Saturday, 28 July 2012

What a pain

This may sound strange coming from someone who lives in a country stuffed full of boulangeries, but one of the few things I miss being able to buy here is what I call 'proper' wholemeal bread - the dense and chewy stuff with big bits in it, with that wonderful wheat-y smell that's just heaven with some butter and a smear of honey. (Wheat addiction? Moi?). The French pain complet just doesn't really do it for me, even the stuff produced by artisan bakers like the one in our neighbouring village of Montseron that produces organic bread in a wood-fired oven in what's little more than their house.

 We've always been bread makers (by hand, never in a machine), making not just wholemeal but a huge variety of different breads. In north Norfolk we lived a couple of kilometres away from Letheringsett Mill, a water mill restored to working order and flour production by Mike Thurlow; we bought as well from Adrian Colman at Garboldisham Windmill a bit farther south, from Maud Foster Mill in Boston and from Caudwell's Mill near Rowsley in the Peak District, close to where I used to live. All milled organic flours and were excellent; if I had to pick my favourite it might just be Maud Foster (sorry Mike!). But it was always a bit of a challenge finding out where the grain was grown - all the millers claim to use 'locally grown' grain, but they buy from their suppliers, who buy from their (bigger) suppliers .... and so on.

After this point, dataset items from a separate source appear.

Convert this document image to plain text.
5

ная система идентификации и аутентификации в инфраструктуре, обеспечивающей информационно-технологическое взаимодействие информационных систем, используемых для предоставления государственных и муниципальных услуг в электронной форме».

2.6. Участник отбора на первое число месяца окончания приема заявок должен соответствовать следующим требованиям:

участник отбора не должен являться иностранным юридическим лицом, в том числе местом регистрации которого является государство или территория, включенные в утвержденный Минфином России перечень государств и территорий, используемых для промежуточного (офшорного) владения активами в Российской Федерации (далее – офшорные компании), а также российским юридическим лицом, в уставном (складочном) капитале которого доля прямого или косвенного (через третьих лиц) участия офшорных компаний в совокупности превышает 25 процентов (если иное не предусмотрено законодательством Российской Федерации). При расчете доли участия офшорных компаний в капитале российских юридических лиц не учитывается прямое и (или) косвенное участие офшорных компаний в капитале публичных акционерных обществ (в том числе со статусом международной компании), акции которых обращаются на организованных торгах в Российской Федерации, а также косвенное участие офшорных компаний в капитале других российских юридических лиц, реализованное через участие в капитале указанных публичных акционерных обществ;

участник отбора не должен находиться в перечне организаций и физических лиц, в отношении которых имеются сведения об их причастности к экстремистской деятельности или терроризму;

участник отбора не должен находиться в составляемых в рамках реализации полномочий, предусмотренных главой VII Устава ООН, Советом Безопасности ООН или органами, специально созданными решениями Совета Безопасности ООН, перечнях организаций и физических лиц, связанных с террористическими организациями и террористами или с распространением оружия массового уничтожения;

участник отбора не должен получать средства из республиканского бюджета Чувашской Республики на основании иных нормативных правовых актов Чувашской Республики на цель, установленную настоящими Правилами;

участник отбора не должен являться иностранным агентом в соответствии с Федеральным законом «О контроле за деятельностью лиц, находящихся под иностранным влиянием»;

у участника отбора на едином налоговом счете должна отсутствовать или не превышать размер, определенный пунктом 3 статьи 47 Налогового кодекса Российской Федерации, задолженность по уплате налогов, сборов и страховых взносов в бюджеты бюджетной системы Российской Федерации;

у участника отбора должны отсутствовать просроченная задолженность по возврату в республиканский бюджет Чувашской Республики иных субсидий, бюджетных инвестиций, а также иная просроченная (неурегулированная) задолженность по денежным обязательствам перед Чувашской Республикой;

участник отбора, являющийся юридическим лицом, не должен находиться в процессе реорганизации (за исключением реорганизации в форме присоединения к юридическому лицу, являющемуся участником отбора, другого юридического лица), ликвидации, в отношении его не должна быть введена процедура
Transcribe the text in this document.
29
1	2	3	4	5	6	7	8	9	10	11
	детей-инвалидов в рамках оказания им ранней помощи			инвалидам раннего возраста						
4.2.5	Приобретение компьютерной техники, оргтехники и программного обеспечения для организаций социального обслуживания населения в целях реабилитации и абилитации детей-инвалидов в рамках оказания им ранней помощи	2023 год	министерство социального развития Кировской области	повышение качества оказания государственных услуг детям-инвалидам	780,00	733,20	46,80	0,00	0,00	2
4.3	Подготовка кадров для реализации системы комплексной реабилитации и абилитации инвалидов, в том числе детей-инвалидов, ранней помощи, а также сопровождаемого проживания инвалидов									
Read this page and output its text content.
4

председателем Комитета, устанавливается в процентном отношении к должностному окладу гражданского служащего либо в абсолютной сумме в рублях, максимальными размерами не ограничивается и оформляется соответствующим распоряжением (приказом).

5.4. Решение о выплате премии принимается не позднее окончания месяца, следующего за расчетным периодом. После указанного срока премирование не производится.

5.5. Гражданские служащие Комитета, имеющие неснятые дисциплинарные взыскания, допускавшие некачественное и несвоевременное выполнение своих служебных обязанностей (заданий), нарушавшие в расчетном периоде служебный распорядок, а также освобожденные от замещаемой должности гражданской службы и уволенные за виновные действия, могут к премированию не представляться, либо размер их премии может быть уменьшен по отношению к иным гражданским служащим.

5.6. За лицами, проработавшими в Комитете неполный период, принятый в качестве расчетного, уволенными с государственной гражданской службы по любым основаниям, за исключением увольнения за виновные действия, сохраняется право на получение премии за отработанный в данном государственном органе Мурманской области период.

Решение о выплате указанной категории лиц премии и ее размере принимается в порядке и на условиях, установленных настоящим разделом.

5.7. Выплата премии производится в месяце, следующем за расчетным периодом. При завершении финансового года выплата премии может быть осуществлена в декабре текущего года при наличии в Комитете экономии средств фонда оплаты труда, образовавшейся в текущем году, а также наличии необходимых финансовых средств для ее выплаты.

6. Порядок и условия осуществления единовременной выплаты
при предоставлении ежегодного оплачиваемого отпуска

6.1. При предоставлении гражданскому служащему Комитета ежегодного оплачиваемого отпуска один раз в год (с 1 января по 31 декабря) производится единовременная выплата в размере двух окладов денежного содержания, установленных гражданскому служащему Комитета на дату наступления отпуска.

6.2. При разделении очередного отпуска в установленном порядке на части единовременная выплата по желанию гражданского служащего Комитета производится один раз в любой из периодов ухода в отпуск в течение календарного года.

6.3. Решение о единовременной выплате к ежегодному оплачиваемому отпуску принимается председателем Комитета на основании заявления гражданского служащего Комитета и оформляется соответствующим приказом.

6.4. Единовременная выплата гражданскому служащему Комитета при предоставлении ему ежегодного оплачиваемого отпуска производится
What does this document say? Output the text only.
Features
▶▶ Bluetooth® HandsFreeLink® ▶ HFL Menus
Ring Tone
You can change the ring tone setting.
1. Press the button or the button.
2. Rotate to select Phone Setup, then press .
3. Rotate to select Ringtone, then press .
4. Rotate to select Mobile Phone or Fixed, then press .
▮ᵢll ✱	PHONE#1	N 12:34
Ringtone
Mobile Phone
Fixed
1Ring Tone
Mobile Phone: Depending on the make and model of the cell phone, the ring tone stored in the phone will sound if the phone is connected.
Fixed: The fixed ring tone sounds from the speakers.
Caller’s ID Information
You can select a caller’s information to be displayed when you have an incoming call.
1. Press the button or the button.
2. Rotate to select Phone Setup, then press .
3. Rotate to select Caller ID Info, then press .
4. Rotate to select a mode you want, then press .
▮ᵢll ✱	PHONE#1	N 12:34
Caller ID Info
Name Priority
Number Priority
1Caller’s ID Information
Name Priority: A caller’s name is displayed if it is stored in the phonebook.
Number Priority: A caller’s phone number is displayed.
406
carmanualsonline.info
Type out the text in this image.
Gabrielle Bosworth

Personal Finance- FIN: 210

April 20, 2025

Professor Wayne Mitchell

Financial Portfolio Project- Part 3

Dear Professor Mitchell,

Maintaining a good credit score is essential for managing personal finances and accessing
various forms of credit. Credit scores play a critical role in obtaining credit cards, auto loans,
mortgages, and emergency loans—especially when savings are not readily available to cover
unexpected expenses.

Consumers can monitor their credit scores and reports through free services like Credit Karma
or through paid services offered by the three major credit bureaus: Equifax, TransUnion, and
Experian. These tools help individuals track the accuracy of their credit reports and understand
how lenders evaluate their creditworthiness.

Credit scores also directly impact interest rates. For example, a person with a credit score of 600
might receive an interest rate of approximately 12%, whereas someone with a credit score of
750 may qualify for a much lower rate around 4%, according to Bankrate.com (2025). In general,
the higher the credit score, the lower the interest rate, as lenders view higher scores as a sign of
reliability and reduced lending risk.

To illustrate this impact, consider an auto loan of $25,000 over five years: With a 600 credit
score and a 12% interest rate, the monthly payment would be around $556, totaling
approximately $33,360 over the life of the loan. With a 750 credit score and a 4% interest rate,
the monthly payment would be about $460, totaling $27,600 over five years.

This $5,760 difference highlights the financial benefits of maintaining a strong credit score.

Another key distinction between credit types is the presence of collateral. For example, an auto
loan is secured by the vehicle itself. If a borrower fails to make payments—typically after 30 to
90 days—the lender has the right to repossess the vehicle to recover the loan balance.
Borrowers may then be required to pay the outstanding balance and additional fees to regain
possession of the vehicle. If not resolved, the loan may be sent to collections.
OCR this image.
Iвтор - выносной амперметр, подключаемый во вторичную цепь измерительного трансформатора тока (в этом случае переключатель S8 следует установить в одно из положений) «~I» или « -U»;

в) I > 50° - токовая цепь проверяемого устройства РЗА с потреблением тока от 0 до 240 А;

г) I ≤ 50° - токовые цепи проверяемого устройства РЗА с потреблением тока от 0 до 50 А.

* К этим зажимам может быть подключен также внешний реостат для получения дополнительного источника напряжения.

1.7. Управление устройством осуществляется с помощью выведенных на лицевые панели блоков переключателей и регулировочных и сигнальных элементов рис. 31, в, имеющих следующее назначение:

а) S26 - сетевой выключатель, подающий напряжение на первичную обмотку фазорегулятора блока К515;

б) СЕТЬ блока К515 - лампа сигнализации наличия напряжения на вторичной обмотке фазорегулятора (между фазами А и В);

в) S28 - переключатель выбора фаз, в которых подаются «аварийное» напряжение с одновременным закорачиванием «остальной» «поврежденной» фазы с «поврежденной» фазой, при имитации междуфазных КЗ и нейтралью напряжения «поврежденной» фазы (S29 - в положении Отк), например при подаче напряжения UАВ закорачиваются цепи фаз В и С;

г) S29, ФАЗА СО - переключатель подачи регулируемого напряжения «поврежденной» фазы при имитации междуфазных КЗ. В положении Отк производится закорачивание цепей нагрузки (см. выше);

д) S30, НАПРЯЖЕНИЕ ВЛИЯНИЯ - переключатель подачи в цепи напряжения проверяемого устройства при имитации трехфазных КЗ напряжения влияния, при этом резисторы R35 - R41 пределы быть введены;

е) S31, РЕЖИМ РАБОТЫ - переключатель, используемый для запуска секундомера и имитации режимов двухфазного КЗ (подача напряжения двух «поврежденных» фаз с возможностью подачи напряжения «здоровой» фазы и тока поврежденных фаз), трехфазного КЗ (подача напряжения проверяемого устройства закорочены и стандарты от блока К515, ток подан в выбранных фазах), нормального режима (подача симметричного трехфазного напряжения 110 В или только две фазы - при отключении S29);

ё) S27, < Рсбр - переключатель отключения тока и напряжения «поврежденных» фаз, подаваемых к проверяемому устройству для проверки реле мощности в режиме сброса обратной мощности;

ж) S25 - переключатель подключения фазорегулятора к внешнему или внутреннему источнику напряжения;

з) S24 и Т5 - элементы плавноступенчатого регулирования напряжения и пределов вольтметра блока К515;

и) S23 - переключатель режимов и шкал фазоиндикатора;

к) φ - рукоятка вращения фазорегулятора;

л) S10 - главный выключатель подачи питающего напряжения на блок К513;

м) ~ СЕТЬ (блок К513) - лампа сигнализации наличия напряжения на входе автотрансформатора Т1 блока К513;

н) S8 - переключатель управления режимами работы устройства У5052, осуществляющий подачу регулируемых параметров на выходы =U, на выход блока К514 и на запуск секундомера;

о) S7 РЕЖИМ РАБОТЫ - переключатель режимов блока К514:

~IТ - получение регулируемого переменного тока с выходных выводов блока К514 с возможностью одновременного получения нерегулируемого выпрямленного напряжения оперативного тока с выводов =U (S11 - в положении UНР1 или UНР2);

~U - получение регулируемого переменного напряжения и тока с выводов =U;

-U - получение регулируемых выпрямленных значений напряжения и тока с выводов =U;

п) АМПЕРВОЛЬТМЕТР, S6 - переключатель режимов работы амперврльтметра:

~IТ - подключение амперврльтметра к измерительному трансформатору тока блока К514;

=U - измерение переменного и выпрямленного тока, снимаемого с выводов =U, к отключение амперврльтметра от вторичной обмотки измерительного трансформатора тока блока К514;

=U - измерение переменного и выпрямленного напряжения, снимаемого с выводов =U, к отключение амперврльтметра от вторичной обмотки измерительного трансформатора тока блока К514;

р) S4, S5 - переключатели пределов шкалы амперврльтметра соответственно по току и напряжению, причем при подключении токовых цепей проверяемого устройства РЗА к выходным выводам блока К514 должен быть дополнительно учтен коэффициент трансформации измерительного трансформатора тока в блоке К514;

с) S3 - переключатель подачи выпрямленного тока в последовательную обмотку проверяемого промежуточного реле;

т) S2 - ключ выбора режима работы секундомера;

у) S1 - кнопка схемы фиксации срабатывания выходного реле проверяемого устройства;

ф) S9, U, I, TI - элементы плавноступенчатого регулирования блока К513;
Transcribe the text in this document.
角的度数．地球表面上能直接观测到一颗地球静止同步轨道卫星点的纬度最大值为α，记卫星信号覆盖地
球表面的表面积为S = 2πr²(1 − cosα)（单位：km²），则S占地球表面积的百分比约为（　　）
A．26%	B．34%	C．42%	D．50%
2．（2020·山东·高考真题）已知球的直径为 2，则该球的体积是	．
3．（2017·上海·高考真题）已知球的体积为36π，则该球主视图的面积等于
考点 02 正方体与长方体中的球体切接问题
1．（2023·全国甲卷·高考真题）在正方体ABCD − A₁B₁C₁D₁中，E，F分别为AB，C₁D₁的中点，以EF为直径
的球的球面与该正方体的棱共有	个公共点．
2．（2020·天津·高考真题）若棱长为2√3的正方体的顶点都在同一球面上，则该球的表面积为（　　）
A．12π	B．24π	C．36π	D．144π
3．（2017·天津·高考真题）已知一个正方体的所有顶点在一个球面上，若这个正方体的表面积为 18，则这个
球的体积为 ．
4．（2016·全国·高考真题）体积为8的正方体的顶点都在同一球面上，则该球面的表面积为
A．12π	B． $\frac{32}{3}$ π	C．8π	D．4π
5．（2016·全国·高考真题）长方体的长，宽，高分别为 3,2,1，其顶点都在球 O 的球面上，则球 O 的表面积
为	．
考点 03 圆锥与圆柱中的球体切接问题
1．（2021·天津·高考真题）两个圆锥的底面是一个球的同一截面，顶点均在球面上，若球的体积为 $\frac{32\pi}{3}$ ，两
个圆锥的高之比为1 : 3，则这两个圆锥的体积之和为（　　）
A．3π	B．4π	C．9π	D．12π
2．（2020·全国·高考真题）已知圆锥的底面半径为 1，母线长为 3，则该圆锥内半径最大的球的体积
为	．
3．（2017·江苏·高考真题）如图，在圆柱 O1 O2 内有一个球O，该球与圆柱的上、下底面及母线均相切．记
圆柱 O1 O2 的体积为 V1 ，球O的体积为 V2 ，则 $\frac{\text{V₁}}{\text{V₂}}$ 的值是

It's bizarre, and rather sad - all the wheat that grows across East Anglia tends to disappear down farm tracks in huge lorries, never to be heard of again, at least by name.

So, when two of the guests who'd booked a holiday with us in July turned out to be organic growers AND millers and asked me if I wanted them to bring any flour with them, you just couldn't hold me down ...... enter Andrew and Leonie Workman, from Dunany Farm near Drogheda in County Louth, Ireland where their farm is surrounded on 3 sides by the Irish Sea. And apart from being Jolly Nice People, they also make flour which I reckon is the best yet: fine wholemeal, coarse wholemeal, spelt and rye. Have you ever stuck your nose into a bag of real flour that was milled just a few days beforehand? Bliss.

 We soon got stuck in. The bread is exactly what I've been craving: a gorgeous, nutty, golden crust, with a rich, sweet and moist crumb. It would fly at the market in St Girons ..... The spelt flour makes wonderful breakfast breads - we've used it so far for courgette and banana loaves, and various muffins - as well as pastry. And next up, as soon as I remember to buy some buttermilk, I'm going to be trying out Leonie's recipe for soda bread - watch this space!

Wholemeal loaves, 30% coarse, 70% fine


Look at that gorgeous crumb ...














Banana, spelt and seed breakfast bread














Lovely moist texture
























Just got to work out now how to import Andrew and Leonie, and their land, and probably the Irish Sea as well, to the Ariège :)

Actually we are hoping that enough people here will be interested in buying their flour that we can organise an occasional bulk pallet delivery - so if you're local, and you are, give me a shout. If you're in the UK and would like to see a local shop stocking their flour, give them a shout - they're currently looking for some UK outlets. Their contact details are here: http://www.organic-trust.org/members/detail/dunany_flour; they're on Facebook too: https://www.facebook.com/dunany.flour. And say I sent you!


4 comments:

Margaret Lawrenson said...

Yup. I'd love some. I'm still feeling sore I had to lose out on the flour I had ordered, so please see if you can get some soon! You're right. French bread is often so good that it's easy to forget the simple pleasures of a good plain wholemeal or spelt loaf.

Sharon said...

Nothing beats a nice, chewy wholemeal with a bowl of homemade soup. Sheer heaven.

Sharon said...

Nothing beats a wholemeal loaf and a bowl of home made soup. Sheer heaven! Although I like the sound of the courgette loaf......

Kalba Meadows said...

Yep, courgette loaves and cakes are wonderful (and necessary, if you have a garden like ours:) ). Beetroot and seed cakes have been a favourite too.